Das Ziel ist es, die Frage zu klären, ob die „Gabe des Prometheus“ – also die Kultur – als Segen oder Fluch für die Menschheit zu bewerten ist und ob es Auswege aus der damit verbundenen Entfremdung gibt.

Welche wissenschaftliche Methode wird verwendet?

Die Autorin nutzt eine literaturgestützte, geisteswissenschaftliche Analyse, indem sie klassische philosophische Positionen (u.a. Platon, Rousseau, Simmel, Cassirer) gegenüberstellt und kritisch hinterfragt.

Was wird im Hauptteil behandelt?

Der Hauptteil analysiert die Notwendigkeit der Kultur für das „Mängelwesen Mensch“ und stellt dem die Gefahren der Entfremdung gegenüber, sowohl im Sinne der Abkehr von natürlichen Bedürfnissen als auch durch die Eigendynamik geschaffener Werke.
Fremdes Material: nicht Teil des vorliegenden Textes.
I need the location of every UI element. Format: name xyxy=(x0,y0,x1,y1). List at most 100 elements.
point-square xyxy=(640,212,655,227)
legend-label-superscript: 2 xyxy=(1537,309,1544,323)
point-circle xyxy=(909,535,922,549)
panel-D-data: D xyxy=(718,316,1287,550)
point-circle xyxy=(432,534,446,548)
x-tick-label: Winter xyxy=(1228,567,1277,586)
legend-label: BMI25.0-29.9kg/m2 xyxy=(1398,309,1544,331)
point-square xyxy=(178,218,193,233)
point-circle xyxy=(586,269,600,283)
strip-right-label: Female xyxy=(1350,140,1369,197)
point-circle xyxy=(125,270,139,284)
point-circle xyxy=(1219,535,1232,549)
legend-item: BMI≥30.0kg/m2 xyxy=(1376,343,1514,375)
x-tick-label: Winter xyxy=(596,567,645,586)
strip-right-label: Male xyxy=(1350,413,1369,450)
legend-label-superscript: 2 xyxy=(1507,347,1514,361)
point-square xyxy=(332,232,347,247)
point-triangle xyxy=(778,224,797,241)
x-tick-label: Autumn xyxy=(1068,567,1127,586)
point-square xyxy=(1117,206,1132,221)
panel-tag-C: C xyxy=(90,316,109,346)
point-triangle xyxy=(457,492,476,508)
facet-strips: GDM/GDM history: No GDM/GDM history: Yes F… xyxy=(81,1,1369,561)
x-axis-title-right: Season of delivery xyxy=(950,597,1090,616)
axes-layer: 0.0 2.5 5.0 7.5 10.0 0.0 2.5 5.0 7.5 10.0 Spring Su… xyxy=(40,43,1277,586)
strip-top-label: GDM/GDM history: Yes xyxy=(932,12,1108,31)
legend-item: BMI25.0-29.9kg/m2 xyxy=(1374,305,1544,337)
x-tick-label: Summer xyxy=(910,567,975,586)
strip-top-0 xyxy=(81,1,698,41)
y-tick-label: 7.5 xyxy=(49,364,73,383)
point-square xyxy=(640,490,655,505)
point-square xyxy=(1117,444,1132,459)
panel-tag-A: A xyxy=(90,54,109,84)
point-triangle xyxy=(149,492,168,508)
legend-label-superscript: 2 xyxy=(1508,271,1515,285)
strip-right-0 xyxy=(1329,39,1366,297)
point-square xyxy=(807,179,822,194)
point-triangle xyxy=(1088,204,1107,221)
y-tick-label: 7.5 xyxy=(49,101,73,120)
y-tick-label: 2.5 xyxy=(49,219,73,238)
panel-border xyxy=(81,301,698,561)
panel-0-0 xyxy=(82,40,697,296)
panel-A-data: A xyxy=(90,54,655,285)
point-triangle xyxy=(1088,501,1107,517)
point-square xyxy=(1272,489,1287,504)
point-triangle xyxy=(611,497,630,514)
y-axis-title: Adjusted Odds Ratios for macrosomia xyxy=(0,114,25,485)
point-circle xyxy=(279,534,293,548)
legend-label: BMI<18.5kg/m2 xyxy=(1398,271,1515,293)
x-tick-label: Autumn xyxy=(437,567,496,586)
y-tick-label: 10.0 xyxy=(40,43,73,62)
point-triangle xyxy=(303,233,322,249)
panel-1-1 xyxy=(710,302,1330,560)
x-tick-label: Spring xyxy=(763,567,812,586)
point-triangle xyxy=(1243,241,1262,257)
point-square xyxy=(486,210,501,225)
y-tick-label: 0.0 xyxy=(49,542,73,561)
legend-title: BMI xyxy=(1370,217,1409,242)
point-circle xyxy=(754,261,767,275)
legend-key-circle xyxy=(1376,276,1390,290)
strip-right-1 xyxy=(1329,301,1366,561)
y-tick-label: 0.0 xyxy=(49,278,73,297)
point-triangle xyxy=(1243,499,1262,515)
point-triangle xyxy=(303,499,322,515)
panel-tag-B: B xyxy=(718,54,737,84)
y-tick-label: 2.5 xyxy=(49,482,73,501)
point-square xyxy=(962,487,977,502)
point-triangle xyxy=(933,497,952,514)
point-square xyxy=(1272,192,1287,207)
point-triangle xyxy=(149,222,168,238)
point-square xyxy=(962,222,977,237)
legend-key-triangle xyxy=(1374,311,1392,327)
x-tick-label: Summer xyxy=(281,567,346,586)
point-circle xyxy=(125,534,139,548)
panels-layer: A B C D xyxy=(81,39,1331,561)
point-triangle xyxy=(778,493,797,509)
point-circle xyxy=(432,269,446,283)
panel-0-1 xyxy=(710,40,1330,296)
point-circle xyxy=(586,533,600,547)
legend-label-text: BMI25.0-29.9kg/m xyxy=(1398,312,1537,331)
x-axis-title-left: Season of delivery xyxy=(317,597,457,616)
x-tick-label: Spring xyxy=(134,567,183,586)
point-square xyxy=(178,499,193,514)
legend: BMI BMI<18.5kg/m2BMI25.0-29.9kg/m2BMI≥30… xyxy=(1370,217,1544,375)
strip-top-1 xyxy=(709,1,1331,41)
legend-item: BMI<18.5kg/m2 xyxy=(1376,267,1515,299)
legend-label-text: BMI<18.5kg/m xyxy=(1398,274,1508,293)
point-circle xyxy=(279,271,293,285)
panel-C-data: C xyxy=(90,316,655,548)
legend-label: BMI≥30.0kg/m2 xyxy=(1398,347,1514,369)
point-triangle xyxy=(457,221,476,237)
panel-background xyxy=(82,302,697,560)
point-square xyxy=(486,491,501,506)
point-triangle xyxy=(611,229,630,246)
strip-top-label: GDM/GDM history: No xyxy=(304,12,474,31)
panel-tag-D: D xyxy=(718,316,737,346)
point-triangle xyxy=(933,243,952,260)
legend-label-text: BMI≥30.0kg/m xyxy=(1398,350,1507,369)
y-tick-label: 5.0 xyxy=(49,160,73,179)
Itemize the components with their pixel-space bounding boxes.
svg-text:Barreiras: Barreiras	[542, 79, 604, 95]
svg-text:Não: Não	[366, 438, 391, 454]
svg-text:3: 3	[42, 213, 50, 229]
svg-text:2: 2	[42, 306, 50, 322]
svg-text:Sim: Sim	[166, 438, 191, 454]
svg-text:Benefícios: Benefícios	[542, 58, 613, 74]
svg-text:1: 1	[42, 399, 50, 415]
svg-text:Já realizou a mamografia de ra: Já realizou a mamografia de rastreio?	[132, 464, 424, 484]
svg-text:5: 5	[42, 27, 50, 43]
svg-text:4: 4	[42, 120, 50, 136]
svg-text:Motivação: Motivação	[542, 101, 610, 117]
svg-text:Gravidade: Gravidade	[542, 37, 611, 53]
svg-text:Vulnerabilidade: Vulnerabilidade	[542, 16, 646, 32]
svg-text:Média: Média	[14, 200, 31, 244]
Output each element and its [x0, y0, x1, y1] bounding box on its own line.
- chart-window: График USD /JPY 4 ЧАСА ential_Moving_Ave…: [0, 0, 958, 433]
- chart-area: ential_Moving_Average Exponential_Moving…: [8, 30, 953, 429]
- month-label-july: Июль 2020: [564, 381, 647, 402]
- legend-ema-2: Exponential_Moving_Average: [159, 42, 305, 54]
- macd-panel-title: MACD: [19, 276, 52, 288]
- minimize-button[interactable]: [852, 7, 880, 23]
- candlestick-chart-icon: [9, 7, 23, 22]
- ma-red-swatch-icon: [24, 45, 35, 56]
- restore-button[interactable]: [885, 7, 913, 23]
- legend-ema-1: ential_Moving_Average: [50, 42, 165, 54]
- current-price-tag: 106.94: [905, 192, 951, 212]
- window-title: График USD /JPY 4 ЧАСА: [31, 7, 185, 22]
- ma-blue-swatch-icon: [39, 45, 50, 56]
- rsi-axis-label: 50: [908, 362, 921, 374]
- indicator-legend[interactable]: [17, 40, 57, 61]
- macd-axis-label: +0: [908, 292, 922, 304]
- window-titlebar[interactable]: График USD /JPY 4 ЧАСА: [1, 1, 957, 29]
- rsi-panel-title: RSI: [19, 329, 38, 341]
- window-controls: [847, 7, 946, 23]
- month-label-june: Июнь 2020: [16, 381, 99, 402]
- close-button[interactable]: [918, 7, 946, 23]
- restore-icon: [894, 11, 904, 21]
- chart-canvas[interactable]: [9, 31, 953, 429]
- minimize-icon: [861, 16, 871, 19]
Welche Schlüsselbegriffe charakterisieren die Arbeit?

Wesentliche Begriffe sind „Mängelwesen“, „Tragödie der Kultur“, „homme sauvage“, „Entfremdung“ und die kritische Auseinandersetzung mit dem freien Willen innerhalb gesellschaftlicher Strukturen.

Warum sieht Rousseau Kultur als Gefahr?

Nach Rousseau führt die Kultur zur Verweichlichung und zum Verlust ursprünglicher instinktiver Fähigkeiten, während sie zudem soziale Laster und Abhängigkeiten erst ermöglicht.

Wie löst Cassirer den Konflikt des Dualismus?

Cassirer entschärft den unheilvollen Dualismus, indem er das Werk nicht nur als Bedrohung, sondern als Voraussetzung sieht, durch die das Ich sich erst findet und eine Verbindung zum Du herstellt.

Ist eine „Rückkehr zur Natur“ laut der Arbeit realistisch?

Nein, eine vollständige Rückkehr wird als unpraktikabel verworfen; stattdessen wird ein bewussterer Umgang mit kulturellen Gütern und der Verzicht auf überflüssige Technik als gangbarer Mittelweg vorgeschlagen.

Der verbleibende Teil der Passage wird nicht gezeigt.